Proper training and experience only comes with time, effort, and practice. Our doctors have made sure to put in all three so that they can best serve you. It is well worth it to make sure that you get the best for your skin and find someone who is board certified.
Be safe with your skin and go to a board certified dermatologist.
Female and Male Board Certified Dermatologist in Lafayette, LA
Some people feel more comfortable having a dermatologist of a certain gender, and at Dermatology Center of Acadiana we have both. Dr. Daniel Dupree is a male board certified dermatologist, and Dr. Kristy Kennedy a female board certified dermatologist.
Many parents find comfort in the fact that Drs. Dupree and Kennedy are parents too. With four children each, rest assured that your child will be in good hands.

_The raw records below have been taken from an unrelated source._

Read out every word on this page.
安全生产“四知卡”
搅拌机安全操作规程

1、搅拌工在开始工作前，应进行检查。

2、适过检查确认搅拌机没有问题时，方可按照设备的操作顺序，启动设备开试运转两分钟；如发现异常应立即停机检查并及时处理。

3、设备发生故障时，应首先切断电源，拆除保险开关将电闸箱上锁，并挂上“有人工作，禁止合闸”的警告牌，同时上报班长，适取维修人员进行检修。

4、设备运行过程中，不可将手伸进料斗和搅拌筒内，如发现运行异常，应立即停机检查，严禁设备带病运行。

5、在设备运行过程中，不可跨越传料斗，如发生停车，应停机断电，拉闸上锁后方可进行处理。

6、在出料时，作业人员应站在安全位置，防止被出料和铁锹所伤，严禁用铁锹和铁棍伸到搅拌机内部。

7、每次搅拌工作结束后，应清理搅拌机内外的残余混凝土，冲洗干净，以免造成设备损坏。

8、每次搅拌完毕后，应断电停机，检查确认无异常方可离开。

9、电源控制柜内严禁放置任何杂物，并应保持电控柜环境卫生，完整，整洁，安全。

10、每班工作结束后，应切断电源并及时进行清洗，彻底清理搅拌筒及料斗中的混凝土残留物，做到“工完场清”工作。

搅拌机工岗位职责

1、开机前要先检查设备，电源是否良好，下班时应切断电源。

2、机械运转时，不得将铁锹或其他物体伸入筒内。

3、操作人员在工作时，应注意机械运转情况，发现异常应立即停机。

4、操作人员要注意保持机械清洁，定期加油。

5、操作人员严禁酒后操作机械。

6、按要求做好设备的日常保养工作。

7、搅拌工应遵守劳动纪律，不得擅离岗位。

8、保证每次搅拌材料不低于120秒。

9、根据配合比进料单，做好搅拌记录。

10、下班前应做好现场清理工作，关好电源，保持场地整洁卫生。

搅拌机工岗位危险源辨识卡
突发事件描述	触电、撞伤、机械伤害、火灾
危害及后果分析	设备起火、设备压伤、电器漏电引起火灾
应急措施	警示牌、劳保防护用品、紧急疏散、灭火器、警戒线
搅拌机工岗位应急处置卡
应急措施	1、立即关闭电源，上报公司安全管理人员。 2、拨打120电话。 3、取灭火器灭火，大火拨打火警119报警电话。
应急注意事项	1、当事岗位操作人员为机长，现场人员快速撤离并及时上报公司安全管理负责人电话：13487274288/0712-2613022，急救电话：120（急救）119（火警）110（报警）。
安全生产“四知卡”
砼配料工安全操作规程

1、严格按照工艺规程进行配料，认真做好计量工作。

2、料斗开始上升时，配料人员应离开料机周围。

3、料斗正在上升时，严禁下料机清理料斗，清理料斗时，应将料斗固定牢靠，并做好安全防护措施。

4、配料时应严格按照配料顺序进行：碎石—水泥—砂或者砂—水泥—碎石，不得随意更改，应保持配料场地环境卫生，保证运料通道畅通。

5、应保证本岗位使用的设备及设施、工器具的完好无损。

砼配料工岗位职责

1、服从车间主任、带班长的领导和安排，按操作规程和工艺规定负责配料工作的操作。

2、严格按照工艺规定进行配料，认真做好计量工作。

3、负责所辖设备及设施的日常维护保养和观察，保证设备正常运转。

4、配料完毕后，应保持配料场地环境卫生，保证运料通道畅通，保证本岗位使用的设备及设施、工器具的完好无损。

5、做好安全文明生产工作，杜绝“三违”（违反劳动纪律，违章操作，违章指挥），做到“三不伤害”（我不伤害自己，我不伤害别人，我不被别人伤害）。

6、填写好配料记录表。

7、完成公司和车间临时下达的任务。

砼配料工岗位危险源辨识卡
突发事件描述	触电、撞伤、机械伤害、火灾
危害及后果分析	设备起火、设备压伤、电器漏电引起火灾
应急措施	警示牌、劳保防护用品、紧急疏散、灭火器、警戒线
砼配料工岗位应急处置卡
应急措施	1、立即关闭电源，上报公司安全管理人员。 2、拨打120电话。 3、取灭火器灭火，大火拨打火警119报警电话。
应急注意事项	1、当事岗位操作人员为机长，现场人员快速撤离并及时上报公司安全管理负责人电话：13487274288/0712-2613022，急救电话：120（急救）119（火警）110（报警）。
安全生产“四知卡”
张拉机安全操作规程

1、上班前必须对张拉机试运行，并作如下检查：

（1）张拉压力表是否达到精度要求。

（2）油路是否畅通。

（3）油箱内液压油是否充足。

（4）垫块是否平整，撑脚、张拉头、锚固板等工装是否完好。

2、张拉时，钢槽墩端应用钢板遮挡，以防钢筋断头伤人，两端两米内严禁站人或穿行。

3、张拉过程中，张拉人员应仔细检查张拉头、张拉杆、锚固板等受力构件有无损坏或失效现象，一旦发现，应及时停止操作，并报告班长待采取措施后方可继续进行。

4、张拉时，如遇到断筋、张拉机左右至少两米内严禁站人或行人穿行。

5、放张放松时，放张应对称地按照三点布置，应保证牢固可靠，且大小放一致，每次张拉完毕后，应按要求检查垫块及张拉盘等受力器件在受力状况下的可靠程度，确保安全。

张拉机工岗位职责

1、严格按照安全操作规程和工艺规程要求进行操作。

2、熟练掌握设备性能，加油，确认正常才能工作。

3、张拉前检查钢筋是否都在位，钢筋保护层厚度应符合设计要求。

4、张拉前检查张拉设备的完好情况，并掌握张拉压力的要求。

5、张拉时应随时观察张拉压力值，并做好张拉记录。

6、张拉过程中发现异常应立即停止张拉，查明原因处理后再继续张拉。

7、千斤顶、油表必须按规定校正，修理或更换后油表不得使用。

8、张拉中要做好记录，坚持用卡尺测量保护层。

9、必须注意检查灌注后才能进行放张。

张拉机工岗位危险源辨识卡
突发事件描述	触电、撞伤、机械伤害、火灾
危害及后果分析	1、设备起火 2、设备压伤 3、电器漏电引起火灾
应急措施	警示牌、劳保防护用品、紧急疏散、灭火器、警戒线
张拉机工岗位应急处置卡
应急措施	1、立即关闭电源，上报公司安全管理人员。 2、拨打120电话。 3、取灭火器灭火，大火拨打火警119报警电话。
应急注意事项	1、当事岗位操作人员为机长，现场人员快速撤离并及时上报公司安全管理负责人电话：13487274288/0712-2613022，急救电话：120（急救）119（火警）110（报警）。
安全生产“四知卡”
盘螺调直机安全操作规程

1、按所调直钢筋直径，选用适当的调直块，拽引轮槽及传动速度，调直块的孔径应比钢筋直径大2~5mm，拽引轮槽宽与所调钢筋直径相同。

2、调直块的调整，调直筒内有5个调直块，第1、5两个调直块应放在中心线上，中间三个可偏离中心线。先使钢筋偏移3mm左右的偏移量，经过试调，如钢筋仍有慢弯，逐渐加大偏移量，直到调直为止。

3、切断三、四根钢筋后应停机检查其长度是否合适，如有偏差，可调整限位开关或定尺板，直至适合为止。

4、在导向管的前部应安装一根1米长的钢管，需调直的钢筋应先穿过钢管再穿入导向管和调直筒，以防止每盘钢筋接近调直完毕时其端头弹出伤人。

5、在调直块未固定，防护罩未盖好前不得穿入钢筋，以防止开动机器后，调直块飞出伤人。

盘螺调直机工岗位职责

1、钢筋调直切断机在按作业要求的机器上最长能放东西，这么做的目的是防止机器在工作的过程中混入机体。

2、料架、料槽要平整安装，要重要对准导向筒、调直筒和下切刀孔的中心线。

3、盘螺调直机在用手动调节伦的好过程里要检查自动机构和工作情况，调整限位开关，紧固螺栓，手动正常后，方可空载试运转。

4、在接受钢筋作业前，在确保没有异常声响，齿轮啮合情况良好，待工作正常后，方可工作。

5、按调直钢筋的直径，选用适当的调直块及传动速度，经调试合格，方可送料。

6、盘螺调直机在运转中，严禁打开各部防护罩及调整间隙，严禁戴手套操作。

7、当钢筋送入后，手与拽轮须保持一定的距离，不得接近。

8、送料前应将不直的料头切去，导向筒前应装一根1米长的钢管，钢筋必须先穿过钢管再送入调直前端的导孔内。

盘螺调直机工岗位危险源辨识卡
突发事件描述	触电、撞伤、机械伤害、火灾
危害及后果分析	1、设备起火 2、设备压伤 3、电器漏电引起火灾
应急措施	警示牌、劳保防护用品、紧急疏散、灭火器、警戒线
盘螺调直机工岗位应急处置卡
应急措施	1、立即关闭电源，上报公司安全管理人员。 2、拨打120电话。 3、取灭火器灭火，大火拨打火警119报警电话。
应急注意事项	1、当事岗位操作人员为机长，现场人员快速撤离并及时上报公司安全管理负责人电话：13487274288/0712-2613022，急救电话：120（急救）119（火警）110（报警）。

About the American Board of Dermatology
The American Board of Dermatology is one of the four founding members of the American Board of Medical Specialties (ABMS).
“The primary function of each ABMS Member Board is to certify physicians in their primary specialty and subspecialty areas and to support the professional development of those Board Certified physicians throughout their career. This is accomplished through a comprehensive process involving educational requirements, professional peer evaluation, examination, and professional development.”
The founding members of the ABMS include:
- American Board of Dermatology (skin)
- American Board of Obstetrics and Gynecology (childbirth and female reproductive system)
- American Board of Ophthalmology (eyes)
- American Board of Otolaryngology (ear and throat)
The ABMS now includes 24 different Member Boards, with 15 starting between 1933-1941 and the rest coming slowly over time after that. The most recent additions were the American Board of Medical Genetics and Genomics in 1991, and the American Board of Emergency Medicine in 1979.
Take a look at this timeline from the ABMS website to see when all the different Member Boards were added:
Dermatology Center of Acadiana Puts Your Safety First
Here at Dermatology Center of Acadiana we take your safety seriously, and that’s why each of our dermatologists has gone the extra mile to become board certified. In Louisiana there have been numerous cases of people having adverse results to what are normally standard dermatological procedures when performed by a qualified dermatologist.
The good news is that these mistakes are easily avoidable. These types of mistakes are often much easier to prevent before they happen than they are to fix after they do, so make sure not to take risks with your health or your appearance.
Make sure you choose a board certified dermatologist, whether it be at DCA or another dermatologist.